The market volatility has caused many investors to yet again panic. Because most investors are overcome by emotion, investor panic to market volatility or corrections is not going to disappear. Very few investors are truly able to separate emotion from investing.
Unfortunately, the remedy of getting through times like this is no different either. It's the same recipe as it always has been. The only differentiation is that each time we have a market environment like this, you have a chance to separate yourself from the pack by behaving differently.
1. Treat Stocks as Businesses
I will be very blunt here. If you can't do this, you probably need to avoid the market. Nothing causes investors more harm than when stocks are viewed as tickers vs. actual companies. Volatility has a devious way of making most investors forget that they are investing in companies vs. simple share prices.

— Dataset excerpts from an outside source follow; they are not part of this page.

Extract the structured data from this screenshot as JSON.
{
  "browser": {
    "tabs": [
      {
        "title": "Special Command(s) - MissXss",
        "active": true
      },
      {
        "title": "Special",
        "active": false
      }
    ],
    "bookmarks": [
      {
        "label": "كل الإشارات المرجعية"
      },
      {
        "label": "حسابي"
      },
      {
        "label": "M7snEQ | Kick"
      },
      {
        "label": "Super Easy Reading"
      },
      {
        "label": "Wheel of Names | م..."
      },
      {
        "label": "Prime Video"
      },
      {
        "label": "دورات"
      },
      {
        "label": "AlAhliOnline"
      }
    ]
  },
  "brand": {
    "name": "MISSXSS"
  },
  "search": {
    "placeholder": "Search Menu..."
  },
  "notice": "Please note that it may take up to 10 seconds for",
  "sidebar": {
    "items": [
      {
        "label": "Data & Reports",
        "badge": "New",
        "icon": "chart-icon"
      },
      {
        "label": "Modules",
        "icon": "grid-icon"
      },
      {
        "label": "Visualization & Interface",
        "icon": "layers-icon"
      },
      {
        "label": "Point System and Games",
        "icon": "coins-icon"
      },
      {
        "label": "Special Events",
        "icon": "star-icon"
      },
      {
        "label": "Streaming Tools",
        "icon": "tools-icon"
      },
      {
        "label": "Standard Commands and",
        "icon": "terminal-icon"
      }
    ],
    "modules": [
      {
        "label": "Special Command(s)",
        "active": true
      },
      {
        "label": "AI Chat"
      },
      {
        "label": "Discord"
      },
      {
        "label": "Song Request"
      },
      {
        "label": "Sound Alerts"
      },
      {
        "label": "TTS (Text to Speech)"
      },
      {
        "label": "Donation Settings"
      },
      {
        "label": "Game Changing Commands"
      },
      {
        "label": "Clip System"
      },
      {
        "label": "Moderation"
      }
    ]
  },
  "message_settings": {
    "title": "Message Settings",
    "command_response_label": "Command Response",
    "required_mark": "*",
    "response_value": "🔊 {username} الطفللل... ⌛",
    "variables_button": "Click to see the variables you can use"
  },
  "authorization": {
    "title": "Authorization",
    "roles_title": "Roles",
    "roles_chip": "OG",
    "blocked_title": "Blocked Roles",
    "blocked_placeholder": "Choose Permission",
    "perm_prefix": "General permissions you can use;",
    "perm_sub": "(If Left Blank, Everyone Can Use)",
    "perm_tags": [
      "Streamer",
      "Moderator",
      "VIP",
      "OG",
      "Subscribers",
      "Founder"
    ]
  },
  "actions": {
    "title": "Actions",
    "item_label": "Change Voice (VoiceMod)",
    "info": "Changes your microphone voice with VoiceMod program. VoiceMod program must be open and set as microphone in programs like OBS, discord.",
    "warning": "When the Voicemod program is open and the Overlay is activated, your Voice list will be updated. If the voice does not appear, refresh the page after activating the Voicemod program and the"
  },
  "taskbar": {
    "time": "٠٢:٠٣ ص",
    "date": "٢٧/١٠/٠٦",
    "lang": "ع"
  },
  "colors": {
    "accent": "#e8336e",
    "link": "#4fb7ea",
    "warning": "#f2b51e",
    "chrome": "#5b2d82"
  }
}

2. Valuation Always Matters
I can't exactly say what is causing the market decline, but I believe it starts with the fact that the market has been on an unyielding advance since 2009. Stock prices were generally above fair value. In addition to this, you mix in a dose of China, the U.S. presidential election, issues in the Middle East, and a Federal Reserve that has finally started raising interest rates, and what you have is a concoction that no one can make sense of. The market hates uncertainty. Make investments where the valuation is reasonable. The market punished LinkedIn (LNKD) by 50% in a single day because of a bad quarter. Even so, shares are still expensive in my view.
3. Treat Liquidity as the Holy Grail
If there is one certainty is that none of us knows when this turmoil will end. Having liquidity creates two invaluable options to an investor. First, you won't ever be forced to sell positions unless it's of your own choosing. Second, you will have the ability to buy when others are selling. Maintain a substantial cash position at all times.
4. This Will End
Perhaps the biggest emotional trap investors fall into when markets are declining is the feeling that the bad times will never end. This rollercoaster will end. When, it is unknown. How low prices will go is also unknown. But the turmoil will end, and understanding that is critical to how you think about your investment decisions today.
If you can think and apply the above, you can then stop watching the ticker tape second by second and minimize the subsequent consequences that result from a minute-by-minute investment philosophy.